HESI RN
Evolve HESI Medical Surgical Practice Exam Quizlet
1. Which of the following is a key symptom of appendicitis?
- A. Right lower quadrant pain.
- B. Left lower quadrant pain.
- C. Generalized abdominal pain.
- D. Rebound tenderness.
Correct answer: A
Rationale: Corrected Choice A: Right lower quadrant pain is a classic and key symptom of appendicitis. Pain in the right lower quadrant is typically the initial symptom and is a result of inflammation and irritation of the appendix. This pain can start around the umbilicus and then migrate to the right lower quadrant. It is important to note that appendicitis rarely presents with pain in the left lower quadrant or generalized abdominal pain. Rebound tenderness, indicated in Choice D, is a sign of peritoneal irritation and is associated with appendicitis, but it is not as characteristic as the right lower quadrant pain in the initial presentation of appendicitis.
2. When a patient is receiving high doses of a cephalosporin, which laboratory values will this patient's nurse monitor closely?
- A. Blood urea nitrogen (BUN), serum creatinine, and liver function tests
- B. Complete blood count and electrolytes
- C. Serum calcium and magnesium
- D. Serum glucose and lipids
Correct answer: A
Rationale: When a patient is receiving high doses of a cephalosporin, such as cefazolin, the nurse should closely monitor laboratory values that indicate renal and hepatic function. This includes checking the Blood Urea Nitrogen (BUN) and serum creatinine levels to assess kidney function. Additionally, monitoring liver function tests, such as AST, ALT, ALP, LDH, and bilirubin, is essential as cephalosporins can affect liver enzymes. Therefore, options B, C, and D are incorrect as they do not specifically address the parameters that are most pertinent when administering high doses of cephalosporins.
3. After teaching a client with renal cancer who is prescribed temsirolimus (Torisel), the nurse assesses the client’s understanding. Which statement made by the client indicates a correct understanding of the teaching?

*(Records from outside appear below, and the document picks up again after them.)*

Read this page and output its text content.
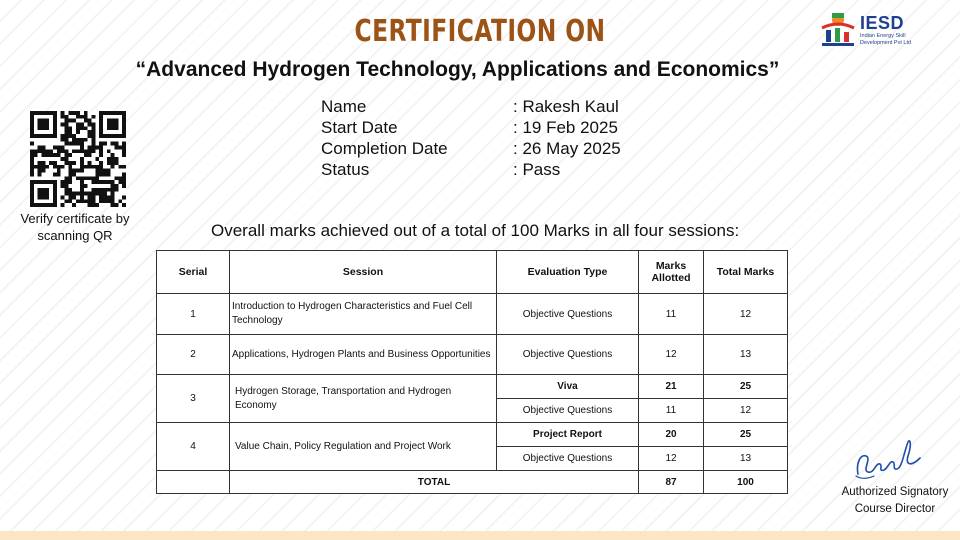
CERTIFICATION ON
“Advanced Hydrogen Technology, Applications and Economics”
IESD
Indian Energy Skill Development Pvt Ltd
Verify certificate by scanning QR
Name	: Rakesh Kaul
Start Date	: 19 Feb 2025
Completion Date	: 26 May 2025
Status	: Pass
Overall marks achieved out of a total of 100 Marks in all four sessions:
Serial	Session	Evaluation Type	Marks Allotted	Total Marks
1	Introduction to Hydrogen Characteristics and Fuel Cell Technology	Objective Questions	11	12
2	Applications, Hydrogen Plants and Business Opportunities	Objective Questions	12	13
3	Hydrogen Storage, Transportation and Hydrogen Economy	Viva	21	25
		Objective Questions	11	12
4	Value Chain, Policy Regulation and Project Work	Project Report	20	25
		Objective Questions	12	13
	TOTAL		87	100
Authorized Signatory
Course Director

- A. I will take this medication with food and plenty of water.
- B. I shall keep my appointment at the infusion center each week.
- C. I’ll limit my intake of green leafy vegetables while on this medication.
- D. I must not take this medication if I have an infection or am feeling ill.
Correct answer: B
Rationale: The correct answer is B. Temsirolimus, also known as Torisel, is administered as a weekly intravenous infusion. This medication blocks protein needed for cell division, inhibiting cell cycle progression. It is not taken orally, so there is no need to take it with food or water. Keeping the weekly infusion center appointment is crucial for the client to receive the prescribed treatment effectively. Choice A is incorrect as temsirolimus is not taken with food or water. Choice C is incorrect because there is no need to limit the intake of green leafy vegetables while on this medication. Choice D is incorrect as having an infection or feeling ill does not prohibit the use of temsirolimus.
4. The healthcare provider is assessing a client who is receiving hemodialysis for the first time. Which of the following findings should be reported to the healthcare provider immediately?
- A. Blood pressure of 150/90 mm Hg.
- B. Nausea and vomiting.
- C. Fatigue.
- D. Headache.
Correct answer: B
Rationale: Nausea and vomiting are critical symptoms that should be reported immediately when a client is receiving hemodialysis for the first time. These symptoms could indicate a severe complication, such as hypotension, infection, electrolyte imbalance, or other adverse reactions to the procedure. It is essential to address these symptoms promptly to prevent further complications or harm to the client. Choices A, C, and D are not immediate concerns during the first hemodialysis session and can be addressed appropriately after addressing the urgent issue of nausea and vomiting.
5. A client presents with a fungal urinary tract infection (UTI). Which assessments should the nurse complete? (Select all that apply.)
- A. Palpate the kidneys and bladder.
- B. Assess the medical history and current medical problems.
- C. Perform a bladder scan to assess post-void residual.
- D. Inquire about recent travel to foreign countries.
Correct answer: B
Rationale: When assessing a client with a fungal UTI, the nurse should prioritize gathering information related to the medical history and current medical problems. Clients who are severely immunocompromised or have conditions like diabetes mellitus are more susceptible to fungal UTIs. Assessing the medical history helps identify risk factors and potential causes of the infection. While physical examinations like palpating the kidneys and bladder and performing a bladder scan may be necessary, they should follow the initial assessment of medical history. Inquiring about recent travel to foreign countries is less relevant in the context of a fungal UTI, as the focus should be on immediate medical factors predisposing the client to the infection.